# **ComS / CprE 583 – Reconfigurable Computing**

## Take-Home Midterm Exam Assigned: October 19 Due: October 26 (12:00pm)

[Note from Joe: As in the first three homework assignments, some of the questions here do not have a strictly correct answer. You will be graded on how well-formed your arguments are. Also, please keep in mind that you need to work individually on this and that no late submissions will be accepted.]

### 1) Review [25 points]

- (a) Is an exhaustive set of pre-computed values (e.g. a sin/cos lookup-table) stored in memory an example of reconfigurable computing? Why or why not?
- (b) In what scenarios might an anti-fuse FPGA be a more sensible choice than an SRAM FPGA?
- (c) Why are FPGAs not able to run at 2-3GHz like conventional modern microprocessors?
- (d) Why are most FPGA computational elements based on 4-LUTs? What would be a limitation of devices that use (k < 4) or (k > 4)?
- (e) In what ways is the Xilinx XC4000 switchbox different from a universal switchbox? How could this affect practical designs?
- (f) Under what conditions might one want to use distributed LUT-based memory resources as opposed to BlockRAM?
- (g) What is a "slice"? How does it differ from a CLB?
- (h) Apart from adders, describe the kind of circuits that are likely to make good use of the fast carry-chain logic found in commercial FPGAs.
- (i) What is systolic computing, and how does it relate to reconfigurable computing? How are loop transformations utilized to implement systolic computing structures?
- (j) How does the FPX architecture make use of two FPGAs? What advantages and limitations might there be of an equivalent single-FPGA approach?
- (k) How does logic emulation differ from logic simulation? Why do logic emulators sometimes require multi-FPGA systems, while logic simulators can be run on standard PCs?
- (l) Provide an example circuit where neither an ALAP nor ASAP scheduling will provide an optimal behavioral synthesis solution, in terms of required functional units.

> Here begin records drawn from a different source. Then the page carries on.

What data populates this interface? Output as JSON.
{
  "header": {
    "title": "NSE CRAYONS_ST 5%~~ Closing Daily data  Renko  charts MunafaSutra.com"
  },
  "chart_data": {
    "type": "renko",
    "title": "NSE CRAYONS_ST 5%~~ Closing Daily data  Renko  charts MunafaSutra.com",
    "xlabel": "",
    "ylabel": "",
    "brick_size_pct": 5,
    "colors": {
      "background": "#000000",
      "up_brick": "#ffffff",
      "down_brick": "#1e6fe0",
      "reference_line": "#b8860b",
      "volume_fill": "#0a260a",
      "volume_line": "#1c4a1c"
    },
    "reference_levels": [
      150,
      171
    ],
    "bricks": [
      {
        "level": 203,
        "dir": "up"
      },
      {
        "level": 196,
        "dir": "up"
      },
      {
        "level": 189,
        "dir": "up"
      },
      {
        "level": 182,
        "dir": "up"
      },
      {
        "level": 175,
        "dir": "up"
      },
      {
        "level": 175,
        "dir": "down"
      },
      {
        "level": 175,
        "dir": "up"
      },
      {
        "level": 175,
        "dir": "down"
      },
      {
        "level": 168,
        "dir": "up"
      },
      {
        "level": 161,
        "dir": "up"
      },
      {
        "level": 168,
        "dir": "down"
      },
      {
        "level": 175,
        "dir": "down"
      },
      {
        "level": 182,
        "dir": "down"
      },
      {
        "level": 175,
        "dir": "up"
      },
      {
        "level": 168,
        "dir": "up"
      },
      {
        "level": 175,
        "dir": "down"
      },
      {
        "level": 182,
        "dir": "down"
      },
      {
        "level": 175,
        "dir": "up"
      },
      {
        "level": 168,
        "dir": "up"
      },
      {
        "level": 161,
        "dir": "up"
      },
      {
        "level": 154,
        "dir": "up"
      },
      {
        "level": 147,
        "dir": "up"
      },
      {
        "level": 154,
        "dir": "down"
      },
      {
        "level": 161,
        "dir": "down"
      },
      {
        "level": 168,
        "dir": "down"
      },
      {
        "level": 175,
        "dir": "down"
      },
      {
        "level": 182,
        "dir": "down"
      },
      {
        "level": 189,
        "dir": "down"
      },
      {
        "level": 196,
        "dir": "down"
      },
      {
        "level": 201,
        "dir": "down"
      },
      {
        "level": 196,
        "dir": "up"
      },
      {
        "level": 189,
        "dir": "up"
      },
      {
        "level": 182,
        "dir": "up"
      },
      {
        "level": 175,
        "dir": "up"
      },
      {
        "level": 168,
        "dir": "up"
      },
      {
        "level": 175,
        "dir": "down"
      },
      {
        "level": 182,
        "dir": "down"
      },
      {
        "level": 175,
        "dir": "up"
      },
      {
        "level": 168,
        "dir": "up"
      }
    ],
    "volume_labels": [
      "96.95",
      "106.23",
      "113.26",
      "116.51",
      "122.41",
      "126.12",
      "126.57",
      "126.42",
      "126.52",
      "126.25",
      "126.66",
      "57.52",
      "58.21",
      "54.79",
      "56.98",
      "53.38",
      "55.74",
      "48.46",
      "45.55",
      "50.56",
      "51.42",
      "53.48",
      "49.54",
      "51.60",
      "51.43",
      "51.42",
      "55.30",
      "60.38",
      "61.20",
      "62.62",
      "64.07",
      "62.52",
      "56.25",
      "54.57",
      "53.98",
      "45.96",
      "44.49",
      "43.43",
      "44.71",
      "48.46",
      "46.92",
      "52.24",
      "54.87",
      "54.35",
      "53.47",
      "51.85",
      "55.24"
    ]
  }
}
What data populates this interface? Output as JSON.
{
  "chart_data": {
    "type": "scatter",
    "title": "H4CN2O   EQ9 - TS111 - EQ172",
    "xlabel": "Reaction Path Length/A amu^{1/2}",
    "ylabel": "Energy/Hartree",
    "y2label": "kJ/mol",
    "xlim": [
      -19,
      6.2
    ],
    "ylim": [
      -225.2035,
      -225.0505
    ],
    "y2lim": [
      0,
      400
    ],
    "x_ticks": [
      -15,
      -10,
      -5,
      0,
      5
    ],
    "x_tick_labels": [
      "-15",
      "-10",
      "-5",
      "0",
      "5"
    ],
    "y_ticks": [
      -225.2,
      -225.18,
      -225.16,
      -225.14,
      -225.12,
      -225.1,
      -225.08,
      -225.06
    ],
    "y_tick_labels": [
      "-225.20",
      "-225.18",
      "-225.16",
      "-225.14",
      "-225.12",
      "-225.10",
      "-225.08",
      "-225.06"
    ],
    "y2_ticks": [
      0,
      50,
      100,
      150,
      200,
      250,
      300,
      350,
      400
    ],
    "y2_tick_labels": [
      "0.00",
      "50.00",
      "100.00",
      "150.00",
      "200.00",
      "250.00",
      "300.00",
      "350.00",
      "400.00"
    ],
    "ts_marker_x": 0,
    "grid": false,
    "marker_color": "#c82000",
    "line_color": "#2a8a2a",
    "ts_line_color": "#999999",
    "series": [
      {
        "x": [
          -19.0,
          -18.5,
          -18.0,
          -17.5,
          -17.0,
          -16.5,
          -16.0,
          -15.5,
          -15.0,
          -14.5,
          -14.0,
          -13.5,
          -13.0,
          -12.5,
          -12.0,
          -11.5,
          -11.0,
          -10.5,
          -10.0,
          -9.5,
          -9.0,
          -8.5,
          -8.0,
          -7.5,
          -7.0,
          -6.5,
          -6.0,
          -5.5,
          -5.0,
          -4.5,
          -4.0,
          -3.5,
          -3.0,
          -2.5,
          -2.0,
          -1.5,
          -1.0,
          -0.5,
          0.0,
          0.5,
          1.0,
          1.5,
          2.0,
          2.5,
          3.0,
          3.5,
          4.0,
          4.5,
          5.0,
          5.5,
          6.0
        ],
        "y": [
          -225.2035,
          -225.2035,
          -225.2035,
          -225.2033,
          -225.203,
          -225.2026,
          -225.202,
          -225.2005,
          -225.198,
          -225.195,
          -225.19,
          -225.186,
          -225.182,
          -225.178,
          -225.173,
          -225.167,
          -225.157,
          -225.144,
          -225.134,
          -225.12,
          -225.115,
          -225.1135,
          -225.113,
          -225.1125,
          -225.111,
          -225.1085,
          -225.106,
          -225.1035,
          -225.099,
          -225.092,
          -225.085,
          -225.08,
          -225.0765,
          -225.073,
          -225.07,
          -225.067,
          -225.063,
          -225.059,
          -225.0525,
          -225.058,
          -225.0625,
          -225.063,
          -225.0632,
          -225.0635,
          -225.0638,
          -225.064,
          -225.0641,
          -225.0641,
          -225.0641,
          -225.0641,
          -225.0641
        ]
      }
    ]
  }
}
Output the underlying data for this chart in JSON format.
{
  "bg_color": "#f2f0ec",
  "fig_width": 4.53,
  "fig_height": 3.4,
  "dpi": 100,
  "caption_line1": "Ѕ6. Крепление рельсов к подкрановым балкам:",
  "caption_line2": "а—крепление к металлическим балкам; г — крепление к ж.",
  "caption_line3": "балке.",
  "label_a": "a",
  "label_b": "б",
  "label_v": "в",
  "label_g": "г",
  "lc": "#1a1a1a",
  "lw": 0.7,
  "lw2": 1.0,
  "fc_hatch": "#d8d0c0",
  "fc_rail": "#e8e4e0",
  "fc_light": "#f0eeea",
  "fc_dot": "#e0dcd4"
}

### 2) Analysis [25 points]

- (a) For memory-bound algorithms, a measure of *memory density* might be of greater importance than that of *computational density*. Argue for or against this concept. How do modern FPGAs compare to microprocessors in this regard? Extend this analysis to the concept of memory *bandwidth density*.
- (b) Many of the LUT-based structures we have studied so far have had a single bit as output. Argue for or against the use of a kc-LUT, which has a k-bit input and computes c different Boolean functions.
- **(c)** Consider a semi-constant multiplication operation, where the "constant" value is guaranteed to change every *N* iterations. How fast will the reprogramming operation need to be in order to justify the usage of a LUT-based constant multiplier, as compared to a standard array multiplier? Assume the multiplication is needed every iteration.
- (d) Are systolic designs on average more area-efficient (in terms of throughput per slice) than functionally-equivalent iterative designs? Explain why or why not, considering the impact of clock frequency on throughput and efficiency.
- (e) Will a partitioning-based algorithm be able to provide an optimal placement for an arbitrary circuit? If your answer is yes, briefly explain why. If your answer is no, please provide a counterexample.

#### 3) Extension [50 points]

- (a) Design an architecture that could be used to efficiently spell-check a large document using a SPLASH-like system. How would "close" matches be determined?
- (b) Design a hybrid crossbar interconnect scheme for a multi-FPGA system, such that a two-dimensional mesh systolic structure can be implemented with single-hop delays for the East and West nearest neighbor connections, and three-hop delays for the North and South connections. For simplicity sake, assume that the horizontal dimension of your mesh will be five FPGAs or less. Can this scheme be easily modified to allow for a single-hop one-dimensional systolic array (spanning multiple rows of the original 2D structure) as well?
- **(c)** Design a reconfigurable device which would be mainly used for quantitative evaluation of various CPU microarchitectural configurations. What would be the base logic elements? How would they be arranged? What other design concerns would you have?